Madness surprises; upsets everywhere
The month of March brings with it a unique season known as March Madness. College basketball teams throughout the country are entered into a pool of 65 teams, all looking to cut down the nets and win a national championship. Before this year, March Madness was usually unsurprising, with the higher-seeded teams taking care of business, whether it be in close games or just absolute blowouts. However, this year was the complete opposite, as we saw brackets being busted from the first day of the tournament.
The first day of the tournament always brings a ton of excitement.
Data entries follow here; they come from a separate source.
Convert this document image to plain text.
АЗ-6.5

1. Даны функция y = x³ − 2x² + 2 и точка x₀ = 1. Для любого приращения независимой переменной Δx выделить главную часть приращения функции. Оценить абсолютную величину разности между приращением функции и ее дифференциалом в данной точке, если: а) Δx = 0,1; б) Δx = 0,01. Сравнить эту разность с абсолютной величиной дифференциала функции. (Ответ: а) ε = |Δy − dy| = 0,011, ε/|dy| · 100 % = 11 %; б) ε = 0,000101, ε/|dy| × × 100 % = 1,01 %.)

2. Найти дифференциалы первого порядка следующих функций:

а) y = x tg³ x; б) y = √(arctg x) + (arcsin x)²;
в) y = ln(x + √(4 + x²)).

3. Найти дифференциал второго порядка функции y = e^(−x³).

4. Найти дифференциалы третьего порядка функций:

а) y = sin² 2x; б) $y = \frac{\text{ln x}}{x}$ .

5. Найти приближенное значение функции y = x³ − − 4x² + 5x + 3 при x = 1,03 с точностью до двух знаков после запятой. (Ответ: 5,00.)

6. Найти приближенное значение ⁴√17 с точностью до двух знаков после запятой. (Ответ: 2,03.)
People ranging from 15-year-old high school basketball players to 60-year-old basketball gurus fill out brackets in the hopes of achieving a perfect one, which would immediately earn them countrywide fame along with $1 million from Yahoo!. Those who were watching on that first day were not disappointed.
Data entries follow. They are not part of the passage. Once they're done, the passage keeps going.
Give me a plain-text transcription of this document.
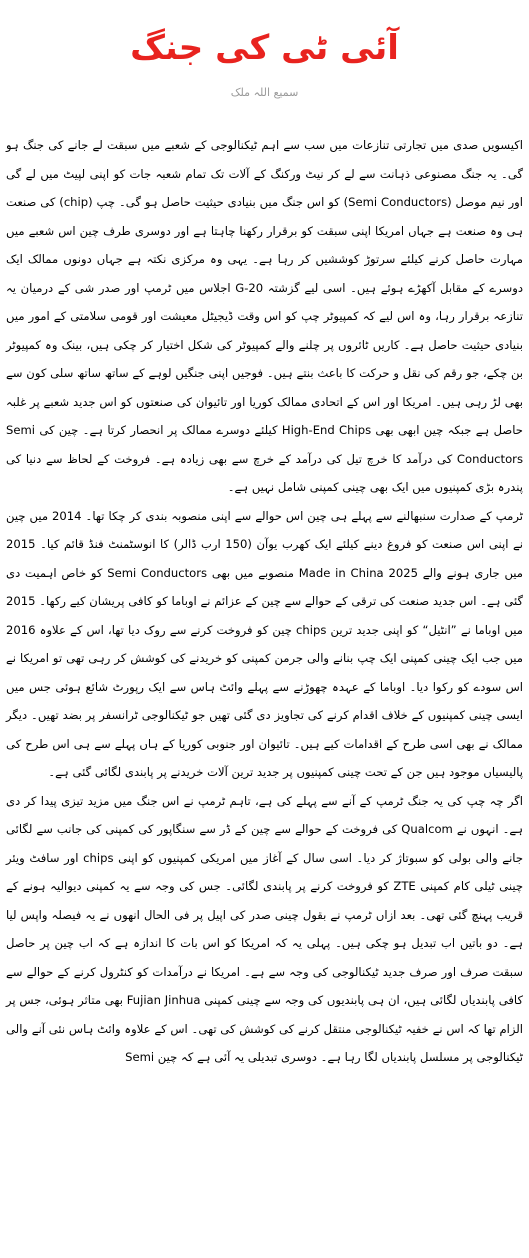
آئی ٹی کی جنگ
سمیع اللہ ملک

اکیسویں صدی میں تجارتی تنازعات میں سب سے اہم ٹیکنالوجی کے شعبے میں سبقت لے جانے کی جنگ ہو گی۔ یہ جنگ مصنوعی ذہانت سے لے کر نیٹ ورکنگ کے آلات تک تمام شعبہ جات کو اپنی لپیٹ میں لے گی اور نیم موصل (Semi Conductors) کو اس جنگ میں بنیادی حیثیت حاصل ہو گی۔ چپ (chip) کی صنعت ہی وہ صنعت ہے جہاں امریکا اپنی سبقت کو برقرار رکھنا چاہتا ہے اور دوسری طرف چین اس شعبے میں مہارت حاصل کرنے کیلئے سرتوڑ کوششیں کر رہا ہے۔ یہی وہ مرکزی نکتہ ہے جہاں دونوں ممالک ایک دوسرے کے مقابل آکھڑے ہوئے ہیں۔ اسی لیے گزشتہ G-20 اجلاس میں ٹرمپ اور صدر شی کے درمیان یہ تنازعہ برقرار رہا، وہ اس لیے کہ کمپیوٹر چپ کو اس وقت ڈیجیٹل معیشت اور قومی سلامتی کے امور میں بنیادی حیثیت حاصل ہے۔ کاریں ٹائروں پر چلنے والے کمپیوٹر کی شکل اختیار کر چکی ہیں، بینک وہ کمپیوٹر بن چکے، جو رقم کی نقل و حرکت کا باعث بنتے ہیں۔ فوجیں اپنی جنگیں لوہے کے ساتھ ساتھ سلی کون سے بھی لڑ رہی ہیں۔ امریکا اور اس کے اتحادی ممالک کوریا اور تائیوان کی صنعتوں کو اس جدید شعبے پر غلبہ حاصل ہے جبکہ چین ابھی بھی High-End Chips کیلئے دوسرے ممالک پر انحصار کرتا ہے۔ چین کی Semi Conductors کی درآمد کا خرچ تیل کی درآمد کے خرچ سے بھی زیادہ ہے۔ فروخت کے لحاظ سے دنیا کی پندرہ بڑی کمپنیوں میں ایک بھی چینی کمپنی شامل نہیں ہے۔

ٹرمپ کے صدارت سنبھالنے سے پہلے ہی چین اس حوالے سے اپنی منصوبہ بندی کر چکا تھا۔ 2014 میں چین نے اپنی اس صنعت کو فروغ دینے کیلئے ایک کھرب یوآن (150 ارب ڈالر) کا انوسٹمنٹ فنڈ قائم کیا۔ 2015 میں جاری ہونے والے Made in China 2025 منصوبے میں بھی Semi Conductors کو خاص اہمیت دی گئی ہے۔ اس جدید صنعت کی ترقی کے حوالے سے چین کے عزائم نے اوباما کو کافی پریشان کیے رکھا۔ 2015 میں اوباما نے ”انٹیل“ کو اپنی جدید ترین chips چین کو فروخت کرنے سے روک دیا تھا، اس کے علاوہ 2016 میں جب ایک چینی کمپنی ایک چپ بنانے والی جرمن کمپنی کو خریدنے کی کوشش کر رہی تھی تو امریکا نے اس سودے کو رکوا دیا۔ اوباما کے عہدہ چھوڑنے سے پہلے وائٹ ہاس سے ایک رپورٹ شائع ہوئی جس میں ایسی چینی کمپنیوں کے خلاف اقدام کرنے کی تجاویز دی گئی تھیں جو ٹیکنالوجی ٹرانسفر پر بضد تھیں۔ دیگر ممالک نے بھی اسی طرح کے اقدامات کیے ہیں۔ تائیوان اور جنوبی کوریا کے ہاں پہلے سے ہی اس طرح کی پالیسیاں موجود ہیں جن کے تحت چینی کمپنیوں پر جدید ترین آلات خریدنے پر پابندی لگائی گئی ہے۔

اگر چہ چپ کی یہ جنگ ٹرمپ کے آنے سے پہلے کی ہے، تاہم ٹرمپ نے اس جنگ میں مزید تیزی پیدا کر دی ہے۔ انہوں نے Qualcom کی فروخت کے حوالے سے چین کے ڈر سے سنگاپور کی کمپنی کی جانب سے لگائی جانے والی بولی کو سبوتاژ کر دیا۔ اسی سال کے آغاز میں امریکی کمپنیوں کو اپنی chips اور سافٹ ویئر چینی ٹیلی کام کمپنی ZTE کو فروخت کرنے پر پابندی لگائی۔ جس کی وجہ سے یہ کمپنی دیوالیہ ہونے کے قریب پہنچ گئی تھی۔ بعد ازاں ٹرمپ نے بقول چینی صدر کی اپیل پر فی الحال انھوں نے یہ فیصلہ واپس لیا ہے۔ دو باتیں اب تبدیل ہو چکی ہیں۔ پہلی یہ کہ امریکا کو اس بات کا اندازہ ہے کہ اب چین پر حاصل سبقت صرف اور صرف جدید ٹیکنالوجی کی وجہ سے ہے۔ امریکا نے درآمدات کو کنٹرول کرنے کے حوالے سے کافی پابندیاں لگائی ہیں، ان ہی پابندیوں کی وجہ سے چینی کمپنی Fujian Jinhua بھی متاثر ہوئی، جس پر الزام تھا کہ اس نے خفیہ ٹیکنالوجی منتقل کرنے کی کوشش کی تھی۔ اس کے علاوہ وائٹ ہاس نئی آنے والی ٹیکنالوجی پر مسلسل پابندیاں لگا رہا ہے۔ دوسری تبدیلی یہ آئی ہے کہ چین Semi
The early set of games featured a few powerhouses, such as the always-dangerous University of Notre Dame and Villanova University. Little did we know that the two teams that they were playing, Old Dominion College and Pittsburgh’s very own Robert Morris University, would respectively produce some stunning finishes that were a sign of upsets to come. Notre Dame was upset by one point by Old Dominion, and Robert Morris brought Villanova to overtime before falling short at the buzzer.
With one upset already, the first day was looking to be extremely crazy going into the later sets of games. Some of the top seeds, such as Tennessee and Baylor, were pushed to the limits but came through at the end of the game.
Some other teams were not so lucky. The Georgetown Hoyas, one of the favorites to reach the Elite Eight and also the Final Four, faced a matchup with Ohio State, a small, guard-oriented, three-point-shooting team that was always willing to run the court. The Hoyas came out sloppy, getting down by double digits almost immediately. Showing almost no will to make a comeback, annual powerhouse Georgetown went out in the first round to this school from central Ohio.
Other upsets in the first day featured the ever-dangerous Murray State Racers, a low-seeded tournament stalwart the past few years. Vanderbilt had the game going into the final seconds, but a buzzer-beater from 15 feet by Murray State’s Danero Thomas plunged a dagger into Vanderbilt’s tournament hopes, sending the Racers home the victors. And of course, there are the heroics of Brigham Young University’s Jimmy Freddette, who poured in 37 points en route to a double-overtime victory against the Florida Gators.
The second day of the tournament was a bit more relaxed than the first, with the only true upset going to the Cornell Big Red, giving them their first NCAA tournament win in a long, long time. Cornell used some sweet three-point shooting and precision passing to pummel the Temple Owls, who previously had the best three-point defense in the country.
The second-round matchups did not disappoint. One of the most talked about games this year featured the Northern Iowa Panthers against the number-one team overall, the Kansas Jayhawks. Kansas, a notoriously slow starter in games, immediately went down by eight to close out the first half. Supposedly phenomenal point guard Sherron Collins was having an awful day from the field, shooting less than 30 percent. Using a well-timed full-court press, the Jayhawks got within one point with around one minute left to play in the game. However, the Panthers broke the full-court press once, using a long outlet pass to get the ball past midcourt.
The most defining moment for the Panthers occurred in the next five seconds. Northern Iowa’s Ali Farokhmanesh made a risky decision — to pull up and shoot a three-pointer instead of burning the clock out. It turned out to be the greatest choice of the game, as he drained the three and crushed the Jayhawks’ goals of a national championship.
The rest of the tournament also had its share of upsets, and it currently boasts the Butler Bulldogs, a five seed, the West Virginia Mountaineers, a two seed, the Duke Blue Devils, a one seed, and the Michigan State Spartans, another five seed, in the final four. Out of all these teams West Virginia looks the strongest, but Duke is coming off a huge win against Baylor, so I give them the edge for the rest of the tournament. But, with the way this tournament is going, who am I to make an accurate prediction?